The same situation for people visiting the US and they only ever go to some major US city like New York City or Los Angeles. Visit some place that's more than 100 miles from the ocean and isn't an urban downtown center.
All the Filipinos I meet here say if they could go to the US, the first place they would go is Las Vegas. I tell them, "that's the last place you should go in the US, it's just a tourist trap" but it took me a while to figure out that culturally, they want the tourist trap experience and would prefer Vegas, LA, or NYC to someplace like Bozeman MT, Estes Park CO, Beaufort SC, or <pick your most beautiful town in the US>.
I realise this is more to reinforce your self concept of contempt towards flyover country than out of any familiarity with either place but did you do five minutes research?
I’d happily spend a week in Denver. Looks pretty nice.
Yep, I've visited both Phoenix and Denver before to see friends. I would not recommend someone coming to the US visit them.
There's a nice cities that are forgotten by international tourists. New Orleans, Nashville, Chicago to name a few. But imo you can skip pretty much anything west of the Mississippi without missing out on much until you get to the coast. I'm not saying all those places suck, just that they're not tourism friendly.
Thing is, I've spent a lot of time in Colorado and there's a lot of beautiful places in the front range of the Rockies that are a short drive from Denver. So yeah, maybe not Denver the city but you're not far from Estes Park or Golden.
Oh for sure, but I don't think most people travel for nature (with a couple exceptions like the grand canyon, Mt Fuji, etc). There's amazing natural beauty all throughout north America.
The coast is what the US actually is. There's more people on the coasts than not. I truly don't understand where the idea that the coasts aren't the "real" US comes from. They're more real than some city nobody moves to in a state barely anyone lives in.
There's a big difference between going to NYC and LA vs visiting small towns close to coast.
And visiting a one-sided 50% is still missing a big portion. That's like saying that if you visit Germany/France/UK, you've seen all the europe. Nordics and East be damned because it's less than 50% of population so who cares. But then you end up with very skewed view of what europe is.
It's not 50%, it's well over 50%. there's no hard numbers on this, but I would guess it's 70-80%.It's more than most people who live in the US have seen of it.
The ones with a skewed view of the US are the ones that think small towns are representative of the country in any major way.
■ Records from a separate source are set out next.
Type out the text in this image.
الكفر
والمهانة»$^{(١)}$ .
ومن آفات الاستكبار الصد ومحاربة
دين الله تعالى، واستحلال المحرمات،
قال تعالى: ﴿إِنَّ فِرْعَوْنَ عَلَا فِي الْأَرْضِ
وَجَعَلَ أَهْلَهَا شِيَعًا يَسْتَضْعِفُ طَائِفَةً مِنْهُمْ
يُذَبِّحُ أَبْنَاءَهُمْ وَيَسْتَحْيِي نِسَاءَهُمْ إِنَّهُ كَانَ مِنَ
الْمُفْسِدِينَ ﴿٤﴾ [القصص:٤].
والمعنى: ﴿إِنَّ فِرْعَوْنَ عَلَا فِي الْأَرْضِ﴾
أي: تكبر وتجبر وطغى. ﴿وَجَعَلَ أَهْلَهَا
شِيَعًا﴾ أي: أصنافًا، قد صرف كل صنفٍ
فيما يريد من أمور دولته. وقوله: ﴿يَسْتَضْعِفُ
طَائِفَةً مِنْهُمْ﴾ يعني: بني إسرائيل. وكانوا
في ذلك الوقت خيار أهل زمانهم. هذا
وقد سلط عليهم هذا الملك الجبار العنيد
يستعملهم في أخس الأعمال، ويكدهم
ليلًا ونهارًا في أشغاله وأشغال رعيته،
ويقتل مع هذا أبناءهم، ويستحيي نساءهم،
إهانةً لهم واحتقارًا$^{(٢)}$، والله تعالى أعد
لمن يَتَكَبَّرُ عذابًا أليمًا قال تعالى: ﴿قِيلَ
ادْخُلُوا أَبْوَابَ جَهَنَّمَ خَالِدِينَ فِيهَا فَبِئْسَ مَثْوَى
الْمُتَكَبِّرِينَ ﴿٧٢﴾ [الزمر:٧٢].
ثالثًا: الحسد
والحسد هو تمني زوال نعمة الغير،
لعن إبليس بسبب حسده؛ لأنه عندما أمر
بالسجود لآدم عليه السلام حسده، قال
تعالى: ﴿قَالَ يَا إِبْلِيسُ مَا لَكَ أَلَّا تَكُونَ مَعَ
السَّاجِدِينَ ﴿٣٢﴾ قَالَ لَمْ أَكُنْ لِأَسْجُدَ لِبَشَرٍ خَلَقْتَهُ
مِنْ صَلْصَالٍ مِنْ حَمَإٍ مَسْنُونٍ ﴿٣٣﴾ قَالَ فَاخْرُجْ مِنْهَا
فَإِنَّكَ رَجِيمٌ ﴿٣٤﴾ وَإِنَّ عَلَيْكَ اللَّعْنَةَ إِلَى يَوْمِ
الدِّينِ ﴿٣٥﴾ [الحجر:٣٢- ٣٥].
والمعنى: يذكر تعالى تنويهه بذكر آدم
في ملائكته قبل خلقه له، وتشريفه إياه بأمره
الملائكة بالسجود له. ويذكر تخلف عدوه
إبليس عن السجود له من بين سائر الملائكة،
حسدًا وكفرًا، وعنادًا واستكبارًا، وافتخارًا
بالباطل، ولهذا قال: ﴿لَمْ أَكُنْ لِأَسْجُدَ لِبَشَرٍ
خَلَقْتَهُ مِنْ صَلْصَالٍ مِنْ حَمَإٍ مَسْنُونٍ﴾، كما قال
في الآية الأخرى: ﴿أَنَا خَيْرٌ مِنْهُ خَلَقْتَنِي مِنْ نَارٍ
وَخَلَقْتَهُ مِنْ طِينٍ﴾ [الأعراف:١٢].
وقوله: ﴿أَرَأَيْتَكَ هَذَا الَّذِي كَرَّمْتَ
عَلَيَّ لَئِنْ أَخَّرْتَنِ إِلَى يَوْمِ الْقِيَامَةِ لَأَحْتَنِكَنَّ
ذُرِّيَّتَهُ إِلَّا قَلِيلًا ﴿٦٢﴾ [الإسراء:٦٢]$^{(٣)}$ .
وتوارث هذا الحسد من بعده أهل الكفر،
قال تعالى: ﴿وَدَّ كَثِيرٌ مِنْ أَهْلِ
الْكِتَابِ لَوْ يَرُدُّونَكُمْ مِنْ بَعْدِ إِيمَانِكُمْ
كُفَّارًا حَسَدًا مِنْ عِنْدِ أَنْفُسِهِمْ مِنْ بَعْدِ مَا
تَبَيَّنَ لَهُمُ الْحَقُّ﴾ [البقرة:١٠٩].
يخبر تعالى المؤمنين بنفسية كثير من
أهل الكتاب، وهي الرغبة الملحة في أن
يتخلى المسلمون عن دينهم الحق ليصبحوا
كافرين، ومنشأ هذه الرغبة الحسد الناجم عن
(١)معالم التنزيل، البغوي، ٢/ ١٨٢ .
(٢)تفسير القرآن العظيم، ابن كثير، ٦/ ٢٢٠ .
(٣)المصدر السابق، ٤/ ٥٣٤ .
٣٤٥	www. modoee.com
Sorry, but I hate this when people claim they „travelled europe“ but turns out they've seen the usual Paris/Rome/London/etc central areas. No, that means you visited those cities. Getting to know a region requires visiting diverse places.
I've known practically all my life that I never want to visit NYC. I would like to visit a city like Pittsburgh though, or Charleston, or Milwaukee (and other US cities and towns smaller than these three too).
Never attracted me and the aesthetics of the city and its surrounding immediate environment put me off. (I would still like to visit other parts of New York state though.) There's a weirdness to the city, at least how I see it from afar and, to be fair, I'm sure in a somewhat distorted manner through media. Movies and TV shows set there put me off (even Seinfeld which I enjoy). Only The Pushcart War by Jean Merrill and The Chosen by Chaim Potok have shown me some charm in the place, and the music of New York native Suzanne Vega.
I appreciate that it's an important city, has many cultural attractions and many people love the place. But for me it's too big, too chaotic and, as I say above, too weird, and I would prefer to stay away from it entirely.